Fine, in a since-deleted Facebook post still available on Google, publicly called for him to be removed from a committee that nominates judges and called him “unfit.” Lannon wants state inspectors to investigate what he considered Fine’s illegal attempt to tarnish his reputation to destroy his credibility as a witness, given that Lannon was set to testify against Fine’s associate, who last month pleaded guilty for his role in a corruption scandal.
“He’s cruel and vindictive,” Lannon told The Daily Beast.
Lannon, who has since gone into private practice, said three clients dropped him or refused to pay legal bills because of Fine’s post. He added that the politician’s wrath was the primary motivator for his decision to leave the area and move his family to Orlando in 2019.
“His attacks made it hard to make a living for three years. It was really hard on my family. They were devastated. Justice needs to be served,” he said.
For others, the attacks predate the cyberintimidation law by years. Palm Bay Councilman Kenny Johnson was 27 and was just three months into his first term when Fine posted his personal cellphone on Facebook, urging residents to “call [him] today and demand he stop the corruption!” Johnson insists that his city-owned cell number was on the municipal website, so Fine had to go out of his way to target him this way. Johnson, a personal trainer at his own gym, kept picking up calls for a week in case they were potential clients but eventually had to get a new line.
“His intentions were to intimidate me one way or another, for me to do whatever he says. To keep me in my place,” Johnson told The Daily Beast. “During my campaign, I saw mudslinging, but not to this level. I expect it from residents, but not elected officials. We’re supposed to hold ourselves to a higher standard.”
Meanwhile, one of Fine’s own tales of harassment appears to be in doubt.

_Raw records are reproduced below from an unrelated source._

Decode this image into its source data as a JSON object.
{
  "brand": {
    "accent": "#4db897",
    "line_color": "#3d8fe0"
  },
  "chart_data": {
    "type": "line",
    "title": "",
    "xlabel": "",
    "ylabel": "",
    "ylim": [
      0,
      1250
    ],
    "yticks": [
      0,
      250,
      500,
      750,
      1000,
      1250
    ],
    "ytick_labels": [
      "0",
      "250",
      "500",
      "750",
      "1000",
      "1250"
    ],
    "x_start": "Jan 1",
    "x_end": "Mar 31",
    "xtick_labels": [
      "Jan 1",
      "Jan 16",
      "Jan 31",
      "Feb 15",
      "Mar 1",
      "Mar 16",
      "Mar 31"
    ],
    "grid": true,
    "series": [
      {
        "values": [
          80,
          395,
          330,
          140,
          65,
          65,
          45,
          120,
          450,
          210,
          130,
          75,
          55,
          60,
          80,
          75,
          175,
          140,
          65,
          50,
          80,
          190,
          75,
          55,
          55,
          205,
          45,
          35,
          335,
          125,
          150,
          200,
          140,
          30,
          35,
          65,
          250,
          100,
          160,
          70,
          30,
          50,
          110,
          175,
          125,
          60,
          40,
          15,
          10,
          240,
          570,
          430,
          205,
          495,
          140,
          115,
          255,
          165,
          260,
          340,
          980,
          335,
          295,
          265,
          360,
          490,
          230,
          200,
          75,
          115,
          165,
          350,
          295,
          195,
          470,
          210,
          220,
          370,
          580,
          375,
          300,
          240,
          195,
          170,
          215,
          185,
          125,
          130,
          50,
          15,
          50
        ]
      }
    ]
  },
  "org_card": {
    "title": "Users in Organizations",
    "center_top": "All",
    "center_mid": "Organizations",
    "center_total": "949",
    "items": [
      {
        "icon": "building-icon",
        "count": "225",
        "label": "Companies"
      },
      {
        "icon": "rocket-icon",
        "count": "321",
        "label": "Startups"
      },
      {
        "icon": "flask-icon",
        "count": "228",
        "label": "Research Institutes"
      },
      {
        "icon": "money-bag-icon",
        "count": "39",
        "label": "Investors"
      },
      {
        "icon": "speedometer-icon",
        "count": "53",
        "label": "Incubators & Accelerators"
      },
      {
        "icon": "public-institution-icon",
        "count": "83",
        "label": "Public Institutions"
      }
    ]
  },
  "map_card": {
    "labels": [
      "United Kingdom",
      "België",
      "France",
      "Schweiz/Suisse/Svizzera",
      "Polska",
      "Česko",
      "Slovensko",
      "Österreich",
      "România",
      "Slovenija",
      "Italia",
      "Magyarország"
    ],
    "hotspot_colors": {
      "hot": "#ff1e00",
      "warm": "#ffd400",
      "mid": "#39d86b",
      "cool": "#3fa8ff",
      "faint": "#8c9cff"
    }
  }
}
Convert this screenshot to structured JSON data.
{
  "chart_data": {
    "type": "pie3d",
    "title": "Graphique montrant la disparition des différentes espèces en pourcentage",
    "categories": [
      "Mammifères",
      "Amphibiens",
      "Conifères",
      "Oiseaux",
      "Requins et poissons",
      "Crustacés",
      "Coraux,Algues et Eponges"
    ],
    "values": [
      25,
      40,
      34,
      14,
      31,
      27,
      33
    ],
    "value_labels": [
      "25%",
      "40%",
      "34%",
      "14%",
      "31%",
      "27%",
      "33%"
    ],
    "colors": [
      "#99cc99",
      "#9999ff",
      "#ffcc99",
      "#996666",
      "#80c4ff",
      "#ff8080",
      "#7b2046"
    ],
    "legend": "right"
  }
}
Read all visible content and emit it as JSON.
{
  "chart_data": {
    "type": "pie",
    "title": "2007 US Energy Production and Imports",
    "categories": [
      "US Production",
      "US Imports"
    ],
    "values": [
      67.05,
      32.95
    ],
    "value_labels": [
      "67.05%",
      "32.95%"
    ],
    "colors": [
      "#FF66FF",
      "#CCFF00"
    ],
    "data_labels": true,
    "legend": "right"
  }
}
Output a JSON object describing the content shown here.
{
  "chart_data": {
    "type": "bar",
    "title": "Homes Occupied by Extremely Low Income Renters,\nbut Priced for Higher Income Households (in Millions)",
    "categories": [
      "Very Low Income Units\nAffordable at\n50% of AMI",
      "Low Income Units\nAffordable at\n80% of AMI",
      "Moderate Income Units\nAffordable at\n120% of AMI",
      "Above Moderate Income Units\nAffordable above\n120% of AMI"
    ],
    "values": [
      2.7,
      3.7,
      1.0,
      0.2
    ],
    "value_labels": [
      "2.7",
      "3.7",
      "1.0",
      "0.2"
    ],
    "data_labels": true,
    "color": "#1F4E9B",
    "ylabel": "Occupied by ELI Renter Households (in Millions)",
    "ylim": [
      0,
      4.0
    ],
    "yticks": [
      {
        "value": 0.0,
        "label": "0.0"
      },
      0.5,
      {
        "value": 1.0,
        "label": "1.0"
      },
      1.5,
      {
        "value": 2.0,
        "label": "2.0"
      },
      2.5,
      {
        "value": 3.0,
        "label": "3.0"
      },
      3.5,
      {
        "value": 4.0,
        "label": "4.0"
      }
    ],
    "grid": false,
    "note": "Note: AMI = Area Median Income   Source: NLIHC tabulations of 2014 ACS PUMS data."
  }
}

Earlier this year, when faced with criticism that his online behavior posed a danger to Jenkins and Burns, Fine came forward with his own story about feeling threatened. On Sept. 3, Fine publicly claimed that his office received a threatening call from “a man claiming he was ‘representing Jennifer Jenkins.’”
“I'd like to thank the Police Departments of the City of Melbourne, City of Palm Bay, the Florida Department of Law Enforcement, and the House Sergeant at Arms for immediately responding to a credible threat made against me yesterday,” he wrote.
However, The Daily Beast checked with all four law enforcement agencies to see if such a threat was reported. The Florida House Speaker’s office said the Sergeant at Arms “did not receive a call” that matches that description. The Melbourne Police Department reported that it “never received a call” from Fine’s district office, which is outside its jurisdiction anyway. And while FDLE did notify the Palm Bay Police Department about the incident, the matter didn’t rise to the level of even meriting a report.
“It was determined that a subject made a comment to one of Mr. Fine’s staffers. No threat was made to Mr. Fine,” a Palm Bay public information officer told The Daily Beast.